Skeptical, apparently.
This is an incredible analogy
Once again, disturbed that humans writing nonsense on the internet is being fed to developing minds, which become understandably confused and buggy as a result. :( In the case of reddit here, at least it had meaning and function in context, but for a lot of human stuff online...
It’s part of why I am so worried about recent attempts by e.g. Meta to make an LLM that is simply bigger, and hence less curated, by scraping anything they can find online for it. Can you all imagine how fucked up an AI would act if you feed it 4chan as a model for human communication? :( This is not on AI, it is on us feeding it our worst and most irrational sides. :(
Imagine no longer
What is quite interesting about that dataset is the fact it has strings in the form “*number|*weirdstring*|*number*” which I remember seeing in some methods of training LLMs, i.e. “|” being used as delimiter for tokens. They could be poisoned training examples or have some weird effect in retrieval.

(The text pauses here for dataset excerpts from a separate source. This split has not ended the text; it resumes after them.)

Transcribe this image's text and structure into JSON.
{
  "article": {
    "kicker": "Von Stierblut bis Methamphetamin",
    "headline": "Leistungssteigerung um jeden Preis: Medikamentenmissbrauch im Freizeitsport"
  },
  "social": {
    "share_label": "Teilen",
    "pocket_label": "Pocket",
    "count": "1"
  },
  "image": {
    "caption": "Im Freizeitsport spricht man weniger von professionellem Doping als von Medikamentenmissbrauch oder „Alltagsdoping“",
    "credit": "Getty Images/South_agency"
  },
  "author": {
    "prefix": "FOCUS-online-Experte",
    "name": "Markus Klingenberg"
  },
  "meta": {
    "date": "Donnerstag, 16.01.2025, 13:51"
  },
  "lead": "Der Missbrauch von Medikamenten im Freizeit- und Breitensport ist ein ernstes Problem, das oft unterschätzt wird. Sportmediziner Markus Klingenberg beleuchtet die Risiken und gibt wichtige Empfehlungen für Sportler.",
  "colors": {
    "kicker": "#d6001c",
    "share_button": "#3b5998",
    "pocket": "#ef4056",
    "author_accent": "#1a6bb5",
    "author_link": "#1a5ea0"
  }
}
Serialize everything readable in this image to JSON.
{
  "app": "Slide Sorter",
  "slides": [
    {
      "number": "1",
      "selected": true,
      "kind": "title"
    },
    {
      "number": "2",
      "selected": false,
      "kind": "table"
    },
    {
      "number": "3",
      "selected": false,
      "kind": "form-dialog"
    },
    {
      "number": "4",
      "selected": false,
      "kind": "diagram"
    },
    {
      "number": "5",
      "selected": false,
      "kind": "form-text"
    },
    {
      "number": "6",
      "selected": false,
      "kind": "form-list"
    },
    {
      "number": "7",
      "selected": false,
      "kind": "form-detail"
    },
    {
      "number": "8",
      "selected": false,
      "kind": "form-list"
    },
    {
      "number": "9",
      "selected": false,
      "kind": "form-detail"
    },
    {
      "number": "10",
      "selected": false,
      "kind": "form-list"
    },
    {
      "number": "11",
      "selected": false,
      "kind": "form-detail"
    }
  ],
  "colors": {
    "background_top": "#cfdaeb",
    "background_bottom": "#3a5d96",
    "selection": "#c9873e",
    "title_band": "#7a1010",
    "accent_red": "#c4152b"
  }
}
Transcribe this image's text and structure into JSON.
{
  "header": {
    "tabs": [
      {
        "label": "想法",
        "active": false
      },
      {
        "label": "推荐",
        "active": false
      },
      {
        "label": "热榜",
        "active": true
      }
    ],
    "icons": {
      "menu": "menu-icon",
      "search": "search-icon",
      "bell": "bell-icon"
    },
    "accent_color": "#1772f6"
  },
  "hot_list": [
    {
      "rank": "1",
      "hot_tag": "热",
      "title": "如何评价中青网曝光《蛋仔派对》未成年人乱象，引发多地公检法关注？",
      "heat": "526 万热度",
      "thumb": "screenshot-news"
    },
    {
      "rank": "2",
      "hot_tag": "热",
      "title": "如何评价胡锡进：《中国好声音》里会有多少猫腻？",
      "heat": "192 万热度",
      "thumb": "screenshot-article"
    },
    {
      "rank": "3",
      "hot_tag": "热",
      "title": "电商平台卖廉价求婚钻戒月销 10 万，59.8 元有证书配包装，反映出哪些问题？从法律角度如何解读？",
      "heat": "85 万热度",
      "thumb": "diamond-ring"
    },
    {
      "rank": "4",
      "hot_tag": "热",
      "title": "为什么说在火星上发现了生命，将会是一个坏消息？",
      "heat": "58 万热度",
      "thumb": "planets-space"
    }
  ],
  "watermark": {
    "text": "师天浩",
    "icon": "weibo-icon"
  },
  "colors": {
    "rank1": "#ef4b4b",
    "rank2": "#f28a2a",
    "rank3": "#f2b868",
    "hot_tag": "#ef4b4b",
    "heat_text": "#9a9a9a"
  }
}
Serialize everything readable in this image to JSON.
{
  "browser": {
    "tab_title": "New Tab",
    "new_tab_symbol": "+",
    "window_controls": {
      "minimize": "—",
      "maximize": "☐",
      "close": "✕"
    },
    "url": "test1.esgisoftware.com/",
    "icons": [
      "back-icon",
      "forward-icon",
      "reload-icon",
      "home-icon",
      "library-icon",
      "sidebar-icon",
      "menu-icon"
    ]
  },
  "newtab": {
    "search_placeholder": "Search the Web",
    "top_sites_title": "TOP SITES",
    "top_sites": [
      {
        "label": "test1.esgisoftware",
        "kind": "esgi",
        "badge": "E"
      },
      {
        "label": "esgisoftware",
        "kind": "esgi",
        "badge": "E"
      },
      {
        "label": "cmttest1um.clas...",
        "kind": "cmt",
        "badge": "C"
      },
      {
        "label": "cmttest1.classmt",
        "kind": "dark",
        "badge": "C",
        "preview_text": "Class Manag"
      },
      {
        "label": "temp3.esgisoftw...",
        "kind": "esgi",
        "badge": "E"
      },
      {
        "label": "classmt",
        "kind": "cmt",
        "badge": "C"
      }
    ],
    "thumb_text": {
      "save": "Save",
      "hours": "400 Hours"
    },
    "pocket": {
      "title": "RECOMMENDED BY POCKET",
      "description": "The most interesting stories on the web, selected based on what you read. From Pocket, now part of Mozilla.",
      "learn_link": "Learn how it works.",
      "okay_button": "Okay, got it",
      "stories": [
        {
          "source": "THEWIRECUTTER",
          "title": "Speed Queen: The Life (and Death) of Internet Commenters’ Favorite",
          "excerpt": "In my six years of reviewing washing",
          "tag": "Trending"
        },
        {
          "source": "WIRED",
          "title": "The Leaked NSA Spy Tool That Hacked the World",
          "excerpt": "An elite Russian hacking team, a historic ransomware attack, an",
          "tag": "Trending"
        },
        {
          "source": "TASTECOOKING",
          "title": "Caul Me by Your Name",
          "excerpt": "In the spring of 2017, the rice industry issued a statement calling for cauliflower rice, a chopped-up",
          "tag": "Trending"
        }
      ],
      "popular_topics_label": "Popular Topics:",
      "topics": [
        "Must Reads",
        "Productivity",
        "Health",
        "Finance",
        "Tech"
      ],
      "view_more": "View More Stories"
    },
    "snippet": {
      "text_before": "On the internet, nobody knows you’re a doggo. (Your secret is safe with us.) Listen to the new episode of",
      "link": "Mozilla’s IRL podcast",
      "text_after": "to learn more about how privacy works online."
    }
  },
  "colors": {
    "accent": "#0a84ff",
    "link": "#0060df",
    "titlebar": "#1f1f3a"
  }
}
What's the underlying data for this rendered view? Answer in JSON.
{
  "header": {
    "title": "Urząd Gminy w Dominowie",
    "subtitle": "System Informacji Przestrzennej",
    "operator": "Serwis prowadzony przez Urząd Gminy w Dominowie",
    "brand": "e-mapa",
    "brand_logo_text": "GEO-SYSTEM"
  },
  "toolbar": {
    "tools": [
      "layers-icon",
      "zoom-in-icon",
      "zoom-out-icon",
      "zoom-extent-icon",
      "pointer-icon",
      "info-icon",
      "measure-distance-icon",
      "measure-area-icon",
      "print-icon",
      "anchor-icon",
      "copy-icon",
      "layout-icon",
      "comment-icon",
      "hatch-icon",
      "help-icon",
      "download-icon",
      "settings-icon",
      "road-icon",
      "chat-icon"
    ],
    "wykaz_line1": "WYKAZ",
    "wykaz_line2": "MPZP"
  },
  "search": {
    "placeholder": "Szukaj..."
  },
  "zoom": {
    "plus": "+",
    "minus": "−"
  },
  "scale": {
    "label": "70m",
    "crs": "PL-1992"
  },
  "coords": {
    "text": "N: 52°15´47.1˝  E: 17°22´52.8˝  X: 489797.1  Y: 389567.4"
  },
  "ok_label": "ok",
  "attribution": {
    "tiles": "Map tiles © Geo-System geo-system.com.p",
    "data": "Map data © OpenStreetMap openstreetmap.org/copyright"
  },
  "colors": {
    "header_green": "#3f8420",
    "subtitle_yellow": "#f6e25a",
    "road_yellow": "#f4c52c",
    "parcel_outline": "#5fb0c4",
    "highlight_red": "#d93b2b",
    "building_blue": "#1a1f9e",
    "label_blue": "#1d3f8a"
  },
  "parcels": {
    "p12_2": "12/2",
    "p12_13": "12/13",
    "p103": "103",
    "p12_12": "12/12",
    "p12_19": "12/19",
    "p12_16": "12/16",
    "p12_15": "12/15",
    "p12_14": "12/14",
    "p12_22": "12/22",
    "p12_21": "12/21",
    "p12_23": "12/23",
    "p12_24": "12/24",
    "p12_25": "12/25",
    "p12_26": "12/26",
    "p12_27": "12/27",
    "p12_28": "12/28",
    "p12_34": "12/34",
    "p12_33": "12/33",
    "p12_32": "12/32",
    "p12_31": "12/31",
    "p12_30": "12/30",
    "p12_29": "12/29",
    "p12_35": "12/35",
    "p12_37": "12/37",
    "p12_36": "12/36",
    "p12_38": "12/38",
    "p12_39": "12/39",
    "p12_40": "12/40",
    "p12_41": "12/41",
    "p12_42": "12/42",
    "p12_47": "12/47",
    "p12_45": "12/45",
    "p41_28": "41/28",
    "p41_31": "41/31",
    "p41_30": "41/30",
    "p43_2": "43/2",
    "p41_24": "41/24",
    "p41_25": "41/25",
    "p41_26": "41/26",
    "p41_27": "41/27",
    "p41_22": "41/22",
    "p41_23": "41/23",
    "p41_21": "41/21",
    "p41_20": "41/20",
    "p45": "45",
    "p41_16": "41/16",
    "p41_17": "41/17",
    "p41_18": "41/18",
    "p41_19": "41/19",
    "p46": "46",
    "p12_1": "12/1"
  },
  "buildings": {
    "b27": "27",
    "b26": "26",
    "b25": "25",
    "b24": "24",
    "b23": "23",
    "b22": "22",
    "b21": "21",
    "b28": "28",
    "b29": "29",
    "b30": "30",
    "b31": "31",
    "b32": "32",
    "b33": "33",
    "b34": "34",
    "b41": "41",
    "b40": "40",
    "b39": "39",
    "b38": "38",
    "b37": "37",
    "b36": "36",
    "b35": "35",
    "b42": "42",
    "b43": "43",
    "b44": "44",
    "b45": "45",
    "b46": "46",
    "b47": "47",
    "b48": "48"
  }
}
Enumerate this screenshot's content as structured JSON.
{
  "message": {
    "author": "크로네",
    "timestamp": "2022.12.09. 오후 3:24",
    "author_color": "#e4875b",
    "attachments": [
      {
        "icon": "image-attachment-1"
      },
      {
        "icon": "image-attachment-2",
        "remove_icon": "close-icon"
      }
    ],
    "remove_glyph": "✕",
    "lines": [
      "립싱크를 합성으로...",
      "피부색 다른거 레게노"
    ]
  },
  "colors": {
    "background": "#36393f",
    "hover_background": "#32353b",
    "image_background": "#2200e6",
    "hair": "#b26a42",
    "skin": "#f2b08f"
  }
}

This repository seems to contain the source code of a bot responsible for updating the “Hall of Counters” in the About section of the r/counting community on Reddit. I don’t participate in the community, but from what I can gather, this list seems to be a leaderboard for the community’s most active members. A number of these anomalous tokens still persist on the present-day version of the list.
I did do a little research around that community before posting my comment; only later did I realise that I’d actually discovered a distinct failure mode to those in the original post: under some circumstances, ChatGPT interprets the usernames as numbers. In particular this could be due to the /r/counting subreddit being a place where people make many posts incrementing integers. So these username tokens, if encountered in a Reddit-derived dataset, might be being interpreted as numbers themselves, since they’d almost always be contextually surrounded by actual numbers.
FYI: my understanding is that “data poisoning” refers to deliberately the training data of somebody else’s model which I understand is not what you are describing.
Sure—let’s say this is more like a poorly-labelled bottle of detergent that the model is ingesting under the impression that it’s cordial. A Tide Pod Challenge of unintended behaviours. Was just calling it “poisoning” as shorthand since the end result is the same, it’s kind of an accidental poisoning.